There is a procedure I do here at work where I have to synchronize file systems. The source file system always has three or four directories of hundreds of thousands of tiny (1k or smaller) or empty files. Whenever my rsync command reaches these directories, I'm waiting for hours for those files to finish copying. Is there any way to decrease the time it takes for those files to be copied?

The files are generated by an application that definitely needs them, and I'm in no position to dispense with them. I wondered about trying to 'tar' the directories first, but I suspect that if I do, I'll merely be moving the time spent copying them during rsync to the time spent to create the archive in the first place.

My rsync command is pretty basic:

rsync -auvlxHS /source_dir/ /dest_dir/

Usually /dest_dir/ is a new, empty file system so it really is a full copy, but sometimes there are actual synchronizations done. However, if there's a better approach than my rsync, I'd like to know.

Can you run multiple 'threads' of rsync - divide up the source tree and dest tree among several rsync processes?

rsync -auvlxHS /source_dir/dir1 /dest_dir/dir1
rsync -auvlxHS /source_dir/dir2 /dest_dir/dir2
rsync -auvlxHS /source_dir/dir3 /dest_dir/dir3

When you create lots of files and directories there is substantially more filesystem overhead than just writing to an existing file. You may want to do some serious filesystem tuning on the destination box, particularly the /dest_dir filesystem.

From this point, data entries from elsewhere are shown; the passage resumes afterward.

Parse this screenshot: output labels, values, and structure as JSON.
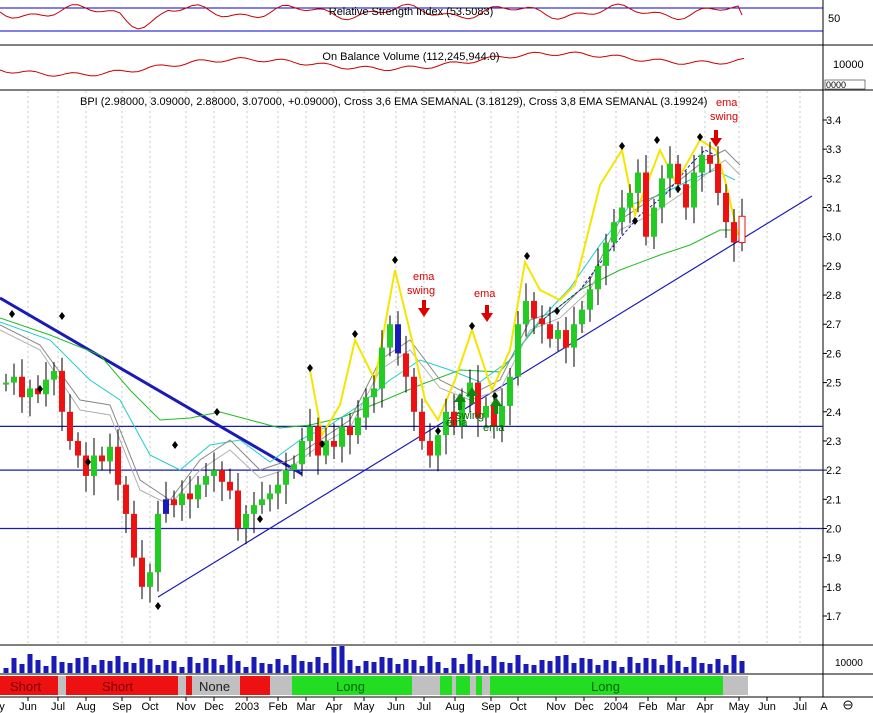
{
  "rsi_panel": {
    "title": "Relative Strength Index (53.5083)",
    "scale_labels": [
      "50"
    ]
  },
  "obv_panel": {
    "title": "On Balance Volume (112,245,944.0)",
    "scale_labels": [
      "10000",
      "0000"
    ]
  },
  "price_panel": {
    "title": "BPI (2.98000, 3.09000, 2.88000, 3.07000, +0.09000), Cross 3,6 EMA SEMANAL (3.18129), Cross 3,8 EMA SEMANAL (3.19924)",
    "y_labels": [
      "3.4",
      "3.3",
      "3.2",
      "3.1",
      "3.0",
      "2.9",
      "2.8",
      "2.7",
      "2.6",
      "2.5",
      "2.4",
      "2.3",
      "2.2",
      "2.1",
      "2.0",
      "1.9",
      "1.8",
      "1.7"
    ],
    "annotations": [
      {
        "text": "ema",
        "color": "#dd0000"
      },
      {
        "text": "swing",
        "color": "#dd0000"
      },
      {
        "text": "ema",
        "color": "#dd0000"
      },
      {
        "text": "swing",
        "color": "#006600"
      },
      {
        "text": "ema",
        "color": "#006600"
      },
      {
        "text": "swing",
        "color": "#006600"
      },
      {
        "text": "ema",
        "color": "#006600"
      },
      {
        "text": "ema",
        "color": "#dd0000"
      },
      {
        "text": "swing",
        "color": "#dd0000"
      }
    ]
  },
  "volume_panel": {
    "scale_label": "10000"
  },
  "signal_band": {
    "labels": [
      {
        "text": "Short"
      },
      {
        "text": "Short"
      },
      {
        "text": "None"
      },
      {
        "text": "Long"
      },
      {
        "text": "Long"
      }
    ],
    "colors": {
      "short": "#ee1111",
      "long": "#22dd22",
      "none": "#c0c0c0"
    }
  },
  "x_axis": {
    "labels": [
      "y",
      "Jun",
      "Jul",
      "Aug",
      "Sep",
      "Oct",
      "Nov",
      "Dec",
      "2003",
      "Feb",
      "Mar",
      "Apr",
      "May",
      "Jun",
      "Jul",
      "Aug",
      "Sep",
      "Oct",
      "Nov",
      "Dec",
      "2004",
      "Feb",
      "Mar",
      "Apr",
      "May",
      "Jun",
      "Jul",
      "A"
    ]
  },
  "chart_data": {
    "type": "candlestick",
    "title": "BPI (2.98000, 3.09000, 2.88000, 3.07000, +0.09000), Cross 3,6 EMA SEMANAL (3.18129), Cross 3,8 EMA SEMANAL (3.19924)",
    "period": "weekly",
    "ylim": [
      1.65,
      3.5
    ],
    "horizontal_levels": [
      2.35,
      2.2,
      2.0
    ],
    "last_bar": {
      "open": 2.98,
      "high": 3.09,
      "low": 2.88,
      "close": 3.07,
      "change": 0.09
    },
    "closes": [
      2.5,
      2.52,
      2.45,
      2.48,
      2.46,
      2.51,
      2.54,
      2.4,
      2.3,
      2.25,
      2.18,
      2.25,
      2.23,
      2.28,
      2.15,
      2.05,
      1.9,
      1.8,
      1.85,
      2.05,
      2.1,
      2.08,
      2.12,
      2.1,
      2.15,
      2.18,
      2.2,
      2.16,
      2.13,
      2.0,
      2.05,
      2.08,
      2.1,
      2.12,
      2.15,
      2.2,
      2.22,
      2.3,
      2.35,
      2.25,
      2.3,
      2.28,
      2.35,
      2.32,
      2.38,
      2.45,
      2.48,
      2.62,
      2.7,
      2.6,
      2.52,
      2.4,
      2.3,
      2.25,
      2.32,
      2.4,
      2.35,
      2.45,
      2.5,
      2.38,
      2.42,
      2.35,
      2.42,
      2.52,
      2.7,
      2.78,
      2.72,
      2.7,
      2.65,
      2.68,
      2.62,
      2.7,
      2.75,
      2.82,
      2.9,
      2.98,
      3.05,
      3.1,
      3.15,
      3.22,
      3.0,
      3.1,
      3.2,
      3.25,
      3.18,
      3.1,
      3.22,
      3.28,
      3.25,
      3.15,
      3.05,
      2.98,
      3.07
    ],
    "indicators": [
      {
        "name": "RSI",
        "value": 53.5083
      },
      {
        "name": "On Balance Volume",
        "value": 112245944.0
      },
      {
        "name": "Cross 3,6 EMA SEMANAL",
        "value": 3.18129
      },
      {
        "name": "Cross 3,8 EMA SEMANAL",
        "value": 3.19924
      }
    ]
  }
}
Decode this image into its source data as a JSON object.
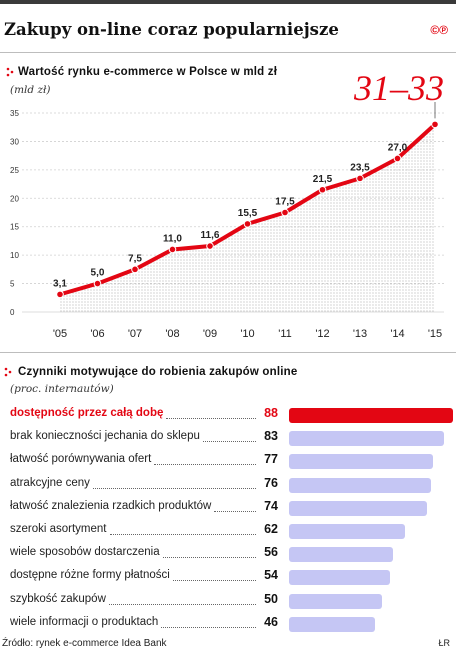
{
  "headline": "Zakupy on-line coraz popularniejsze",
  "brand": "©℗",
  "source": "Źródło: rynek e-commerce Idea Bank",
  "credit": "ŁR",
  "colors": {
    "accent": "#e30613",
    "bar": "#c5c6f4",
    "text": "#1a1a1a"
  },
  "chart_data": [
    {
      "type": "line",
      "title": "Wartość rynku e-commerce w Polsce w mld zł",
      "subtitle": "(mld zł)",
      "annotation": "31–33",
      "x": [
        "'05",
        "'06",
        "'07",
        "'08",
        "'09",
        "'10",
        "'11",
        "'12",
        "'13",
        "'14",
        "'15"
      ],
      "series": [
        {
          "values": [
            3.1,
            5.0,
            7.5,
            11.0,
            11.6,
            15.5,
            17.5,
            21.5,
            23.5,
            27.0,
            33.0
          ]
        }
      ],
      "data_labels": [
        "3,1",
        "5,0",
        "7,5",
        "11,0",
        "11,6",
        "15,5",
        "17,5",
        "21,5",
        "23,5",
        "27,0",
        ""
      ],
      "yticks": [
        "0",
        "5",
        "10",
        "15",
        "20",
        "25",
        "30",
        "35"
      ],
      "ylim": [
        0,
        35
      ],
      "grid": "horizontal",
      "area_fill": "dotted"
    },
    {
      "type": "bar",
      "orientation": "horizontal",
      "title": "Czynniki motywujące do robienia zakupów online",
      "subtitle": "(proc. internautów)",
      "categories": [
        "dostępność przez całą dobę",
        "brak konieczności jechania do sklepu",
        "łatwość porównywania ofert",
        "atrakcyjne ceny",
        "łatwość znalezienia rzadkich produktów",
        "szeroki asortyment",
        "wiele sposobów dostarczenia",
        "dostępne różne formy płatności",
        "szybkość zakupów",
        "wiele informacji o produktach"
      ],
      "values": [
        88,
        83,
        77,
        76,
        74,
        62,
        56,
        54,
        50,
        46
      ],
      "highlight_index": 0,
      "xlim": [
        0,
        88
      ]
    }
  ]
}
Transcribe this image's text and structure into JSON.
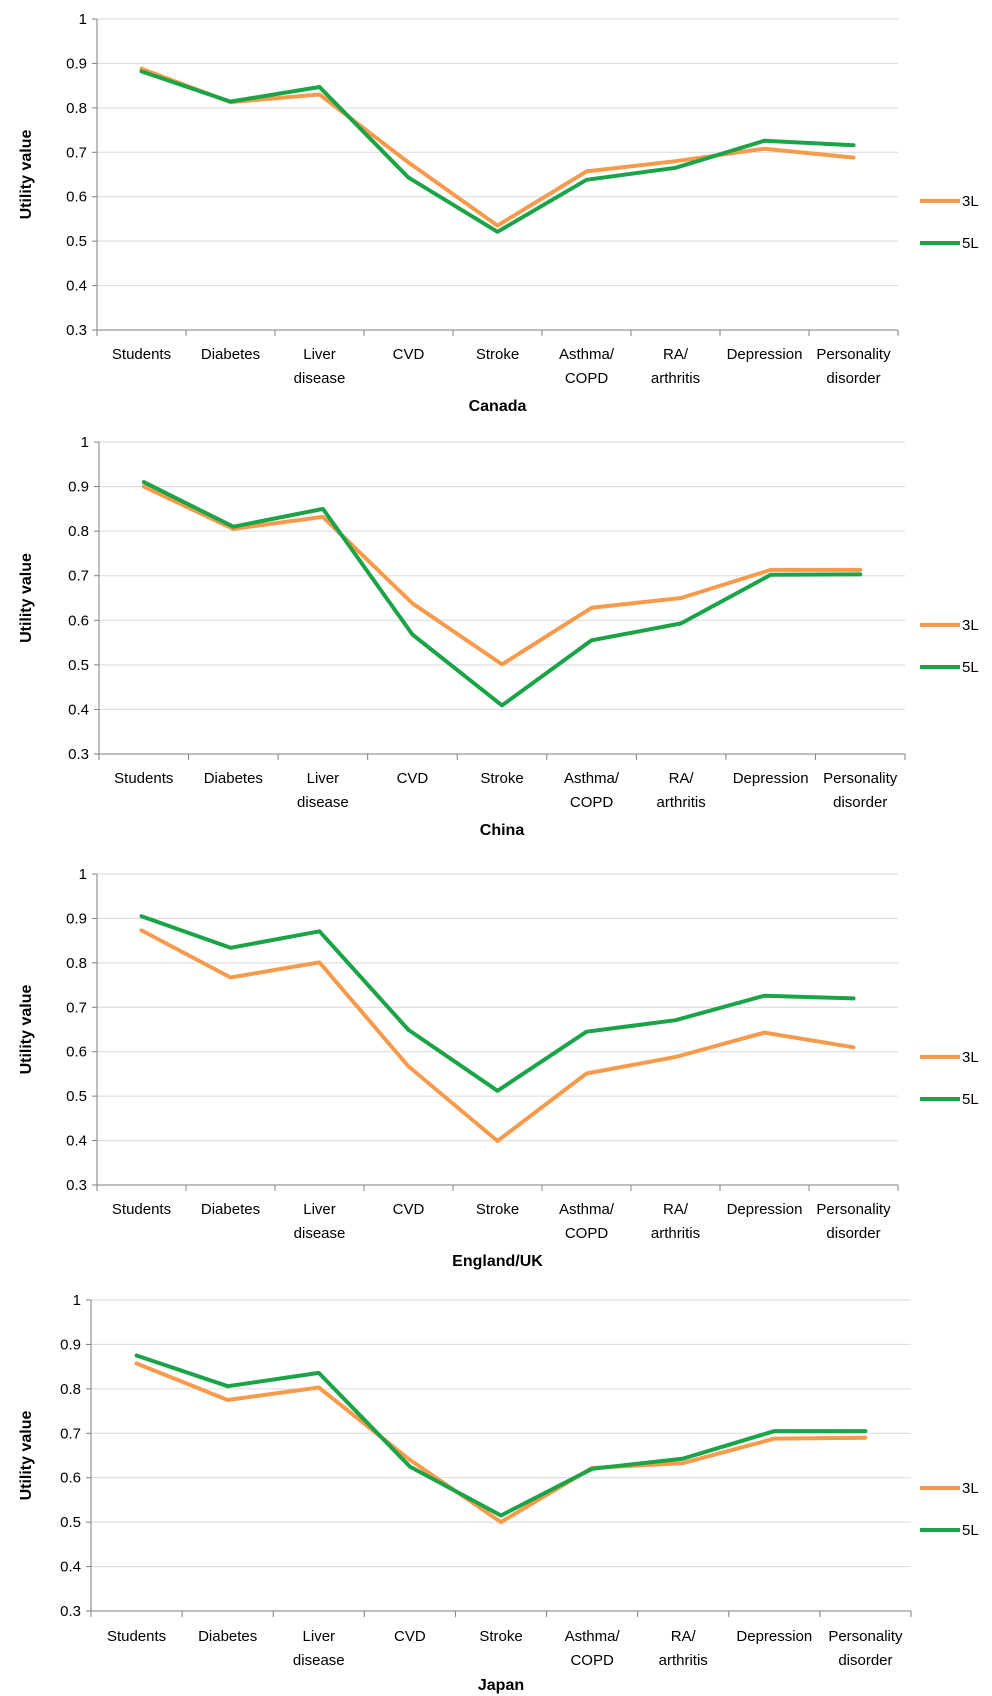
{
  "colors": {
    "3L": "#f79a4b",
    "5L": "#1aa447",
    "grid": "#d9d9d9",
    "axis": "#7f7f7f"
  },
  "chart_data": [
    {
      "type": "line",
      "title": "",
      "xlabel": "Canada",
      "ylabel": "Utility value",
      "categories": [
        [
          "Students"
        ],
        [
          "Diabetes"
        ],
        [
          "Liver",
          "disease"
        ],
        [
          "CVD"
        ],
        [
          "Stroke"
        ],
        [
          "Asthma/",
          "COPD"
        ],
        [
          "RA/",
          "arthritis"
        ],
        [
          "Depression"
        ],
        [
          "Personality",
          "disorder"
        ]
      ],
      "ylim": [
        0.3,
        1
      ],
      "yticks": [
        "0.3",
        "0.4",
        "0.5",
        "0.6",
        "0.7",
        "0.8",
        "0.9",
        "1"
      ],
      "grid": true,
      "legend": "right",
      "series": [
        {
          "name": "3L",
          "values": [
            0.888,
            0.813,
            0.83,
            0.677,
            0.535,
            0.657,
            0.68,
            0.708,
            0.688
          ]
        },
        {
          "name": "5L",
          "values": [
            0.882,
            0.814,
            0.847,
            0.643,
            0.521,
            0.638,
            0.665,
            0.726,
            0.716
          ]
        }
      ]
    },
    {
      "type": "line",
      "title": "",
      "xlabel": "China",
      "ylabel": "Utility value",
      "categories": [
        [
          "Students"
        ],
        [
          "Diabetes"
        ],
        [
          "Liver",
          "disease"
        ],
        [
          "CVD"
        ],
        [
          "Stroke"
        ],
        [
          "Asthma/",
          "COPD"
        ],
        [
          "RA/",
          "arthritis"
        ],
        [
          "Depression"
        ],
        [
          "Personality",
          "disorder"
        ]
      ],
      "ylim": [
        0.3,
        1
      ],
      "yticks": [
        "0.3",
        "0.4",
        "0.5",
        "0.6",
        "0.7",
        "0.8",
        "0.9",
        "1"
      ],
      "grid": true,
      "legend": "right",
      "series": [
        {
          "name": "3L",
          "values": [
            0.9,
            0.805,
            0.832,
            0.638,
            0.501,
            0.628,
            0.65,
            0.713,
            0.713
          ]
        },
        {
          "name": "5L",
          "values": [
            0.91,
            0.81,
            0.85,
            0.568,
            0.409,
            0.555,
            0.593,
            0.702,
            0.703
          ]
        }
      ]
    },
    {
      "type": "line",
      "title": "",
      "xlabel": "England/UK",
      "ylabel": "Utility value",
      "categories": [
        [
          "Students"
        ],
        [
          "Diabetes"
        ],
        [
          "Liver",
          "disease"
        ],
        [
          "CVD"
        ],
        [
          "Stroke"
        ],
        [
          "Asthma/",
          "COPD"
        ],
        [
          "RA/",
          "arthritis"
        ],
        [
          "Depression"
        ],
        [
          "Personality",
          "disorder"
        ]
      ],
      "ylim": [
        0.3,
        1
      ],
      "yticks": [
        "0.3",
        "0.4",
        "0.5",
        "0.6",
        "0.7",
        "0.8",
        "0.9",
        "1"
      ],
      "grid": true,
      "legend": "right",
      "series": [
        {
          "name": "3L",
          "values": [
            0.873,
            0.767,
            0.801,
            0.567,
            0.399,
            0.551,
            0.588,
            0.643,
            0.61
          ]
        },
        {
          "name": "5L",
          "values": [
            0.905,
            0.834,
            0.871,
            0.649,
            0.512,
            0.645,
            0.671,
            0.726,
            0.72
          ]
        }
      ]
    },
    {
      "type": "line",
      "title": "",
      "xlabel": "Japan",
      "ylabel": "Utility value",
      "categories": [
        [
          "Students"
        ],
        [
          "Diabetes"
        ],
        [
          "Liver",
          "disease"
        ],
        [
          "CVD"
        ],
        [
          "Stroke"
        ],
        [
          "Asthma/",
          "COPD"
        ],
        [
          "RA/",
          "arthritis"
        ],
        [
          "Depression"
        ],
        [
          "Personality",
          "disorder"
        ]
      ],
      "ylim": [
        0.3,
        1
      ],
      "yticks": [
        "0.3",
        "0.4",
        "0.5",
        "0.6",
        "0.7",
        "0.8",
        "0.9",
        "1"
      ],
      "grid": true,
      "legend": "right",
      "series": [
        {
          "name": "3L",
          "values": [
            0.857,
            0.775,
            0.803,
            0.64,
            0.5,
            0.622,
            0.633,
            0.688,
            0.69
          ]
        },
        {
          "name": "5L",
          "values": [
            0.875,
            0.806,
            0.836,
            0.625,
            0.515,
            0.62,
            0.643,
            0.705,
            0.705
          ]
        }
      ]
    }
  ]
}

Also, having huge numbers of files in a single directory really bogs things down as well. readdir() takes a lot longer to complete a full scan of a directory for example...

What OS?

I could try doing multiple instances, that's a good idea at least to test and see if it has any speed increase over the single rsync process. The OS itself is HP-UX 11.11 but we expect to be moving to 11.30 soon-ish. The filesystem is vxfs and it was created with the 'largefiles' option because we also have files that are 8 to 12 gigs in size.

The application uses the small/empty files as some kind of "label" for information in a database that needs to be changed in an indexing process. I'm not clear on it as that portion isn't my responsibility. I've been told that they're necessary. As such, I'm hoping to increase the speed of transfer. However, tuning the FS might not be workable since I need both large files and these small/empty ones.

To add to that, when it is a true sync instead of a full copy, these empty files are always different, so basically it winds up being a full copy anyway. The files are deleted and new ones created on a daily basis during the week.

try man vxtunefs